[Critique] Roxane, l’œuf et la poule

La réalisatrice Mélanie Auffret signe avec Roxane son premier long-métrage et s’entoure de  Guillaume De Tonquédec, Léa Drucker, Lionel Abelanski, Michel Jonasz, Liliane Rovère, Jean-Yves Lafesse et Kate Duchene pour nous emmener en centre Bretagne, suivre le quotidien de Raymond, petit producteur d’œufs bio qui va voir son exploitation mise en danger.

Pour sa première incursion sur grand écran, Mélanie Auffret livre une oeuvre simple et bienveillante, à l’image de son personnage principal.

Le scénario de Roxane, que la réalisatrice a co-écrit avec Michaël Souhaité, met en valeur le monde agricole à travers le parcours de Raymond et de son exploitation qui, malgré son apparente légèreté se cache un triste constat sur notre société. Dans notre conjecture actuelle, ces histoires de petites entreprises devant faire face à la concurrence déloyale des grands groupes nous parlent et on ne peut être que se sentir concerné par toutes ces fermetures d’exploitation, qui sont malheureusement une réalité.

Cet état des lieux amer sur le consumérisme est contre-balancé par la légèreté propre à l’intrigue de Raymond et son projet insensé pour sauver son travail et ses poules. Certes la facilité est au rendez-vous en ce qui concerne la percée de notre protagoniste sur le web mais la route qu’il emprunte est au final intéressante à suivre car remplie d’optimisme et de ténacité, porteur d’un message d’espoir donc même si un peu naïf mais qu’importe.

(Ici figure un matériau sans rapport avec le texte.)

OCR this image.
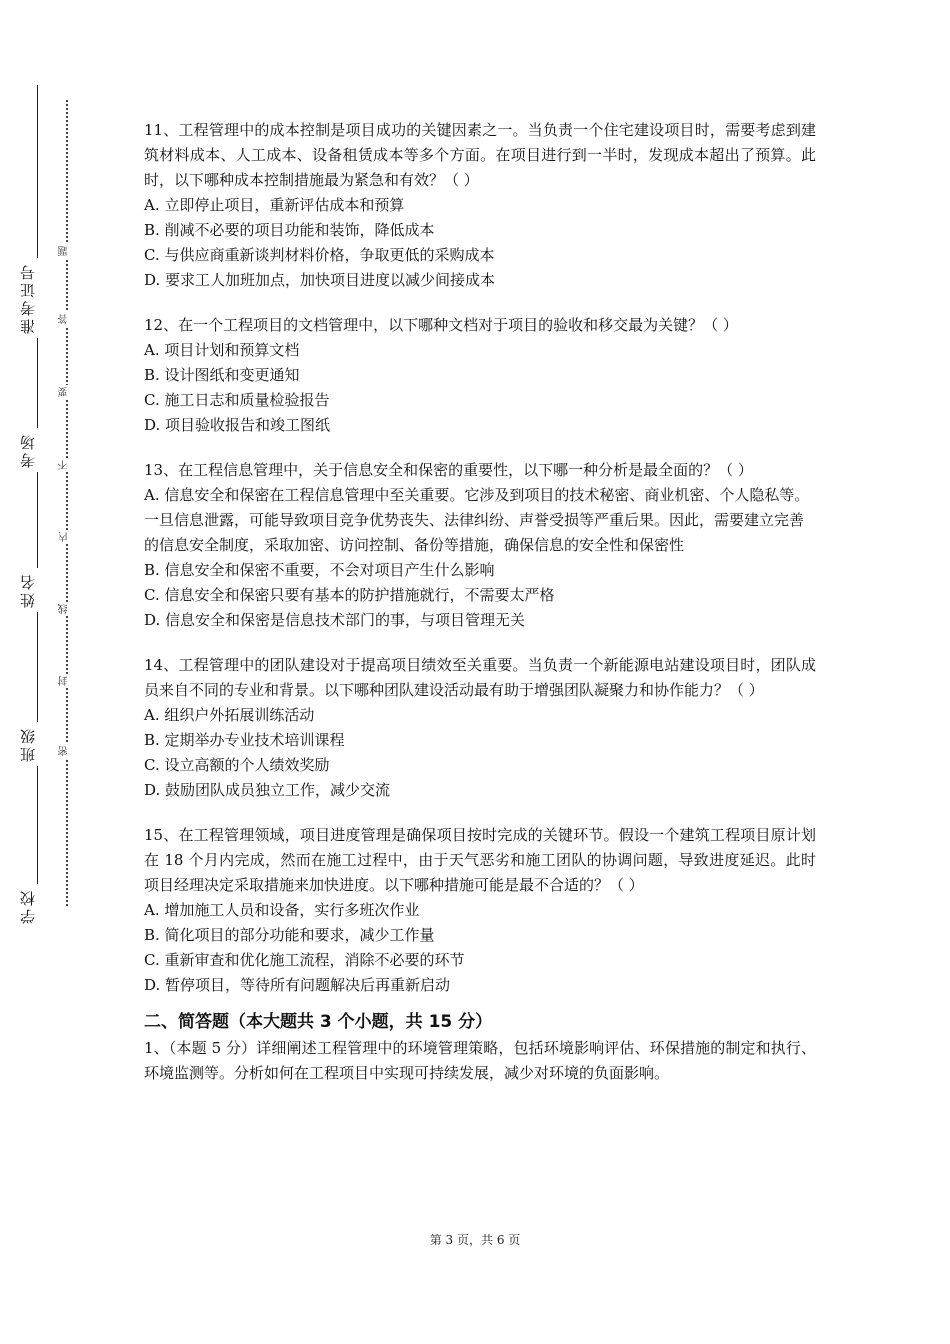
准考证号
考场
姓名
班级
学校
题
答
要
不
内
线
封
密

11、工程管理中的成本控制是项目成功的关键因素之一。当负责一个住宅建设项目时，需要考虑到建筑材料成本、人工成本、设备租赁成本等多个方面。在项目进行到一半时，发现成本超出了预算。此时，以下哪种成本控制措施最为紧急和有效？（ ）

A. 立即停止项目，重新评估成本和预算

B. 削减不必要的项目功能和装饰，降低成本

C. 与供应商重新谈判材料价格，争取更低的采购成本

D. 要求工人加班加点，加快项目进度以减少间接成本

12、在一个工程项目的文档管理中，以下哪种文档对于项目的验收和移交最为关键？（ ）

A. 项目计划和预算文档

B. 设计图纸和变更通知

C. 施工日志和质量检验报告

D. 项目验收报告和竣工图纸

13、在工程信息管理中，关于信息安全和保密的重要性，以下哪一种分析是最全面的？（ ）

A. 信息安全和保密在工程信息管理中至关重要。它涉及到项目的技术秘密、商业机密、个人隐私等。一旦信息泄露，可能导致项目竞争优势丧失、法律纠纷、声誉受损等严重后果。因此，需要建立完善的信息安全制度，采取加密、访问控制、备份等措施，确保信息的安全性和保密性

B. 信息安全和保密不重要，不会对项目产生什么影响

C. 信息安全和保密只要有基本的防护措施就行，不需要太严格

D. 信息安全和保密是信息技术部门的事，与项目管理无关

14、工程管理中的团队建设对于提高项目绩效至关重要。当负责一个新能源电站建设项目时，团队成员来自不同的专业和背景。以下哪种团队建设活动最有助于增强团队凝聚力和协作能力？（ ）

A. 组织户外拓展训练活动

B. 定期举办专业技术培训课程

C. 设立高额的个人绩效奖励

D. 鼓励团队成员独立工作，减少交流

15、在工程管理领域，项目进度管理是确保项目按时完成的关键环节。假设一个建筑工程项目原计划在 18 个月内完成，然而在施工过程中，由于天气恶劣和施工团队的协调问题，导致进度延迟。此时项目经理决定采取措施来加快进度。以下哪种措施可能是最不合适的？（ ）

A. 增加施工人员和设备，实行多班次作业

B. 简化项目的部分功能和要求，减少工作量

C. 重新审查和优化施工流程，消除不必要的环节

D. 暂停项目，等待所有问题解决后再重新启动

二、简答题（本大题共 3 个小题，共 15 分）

1、（本题 5 分）详细阐述工程管理中的环境管理策略，包括环境影响评估、环保措施的制定和执行、环境监测等。分析如何在工程项目中实现可持续发展，减少对环境的负面影响。

第 3 页，共 6 页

L’amour de Raymond pour ses poules, son exploitation, sa famille et pour Edmond Rostand transpirent à l’écran grâce à la combinaison entre l’écriture du personnage et le jeu de Guillaume De Tonquédec, qui est touchant de sincérité et apporte un cachet supplémentaire au film avec sa performance. Il est bien épaulé avec Léa Drucker, toujours impliquée et qui forme avec ce dernier un couple solide ainsi que Lionel Abelanski tantôt drôle et sensible. Dans les seconds-rôles, Liliane Rovère et Kate Duchene sont la caution comique du film tandis que Michel Jonasz et Jean-Yves Lafesse sont plus en sobriété de part le rôle qu’ils jouent.
Mais la vraie vedette et l’atout charme du long-métrage est bien entendu Roxane, la poule éponyme du long-métrage, fidèle bras droit de notre protagoniste principal, véritable actrice-née qui est la mascotte qui fera craquer les spectateurs (même si ses congénères présentes ne manque .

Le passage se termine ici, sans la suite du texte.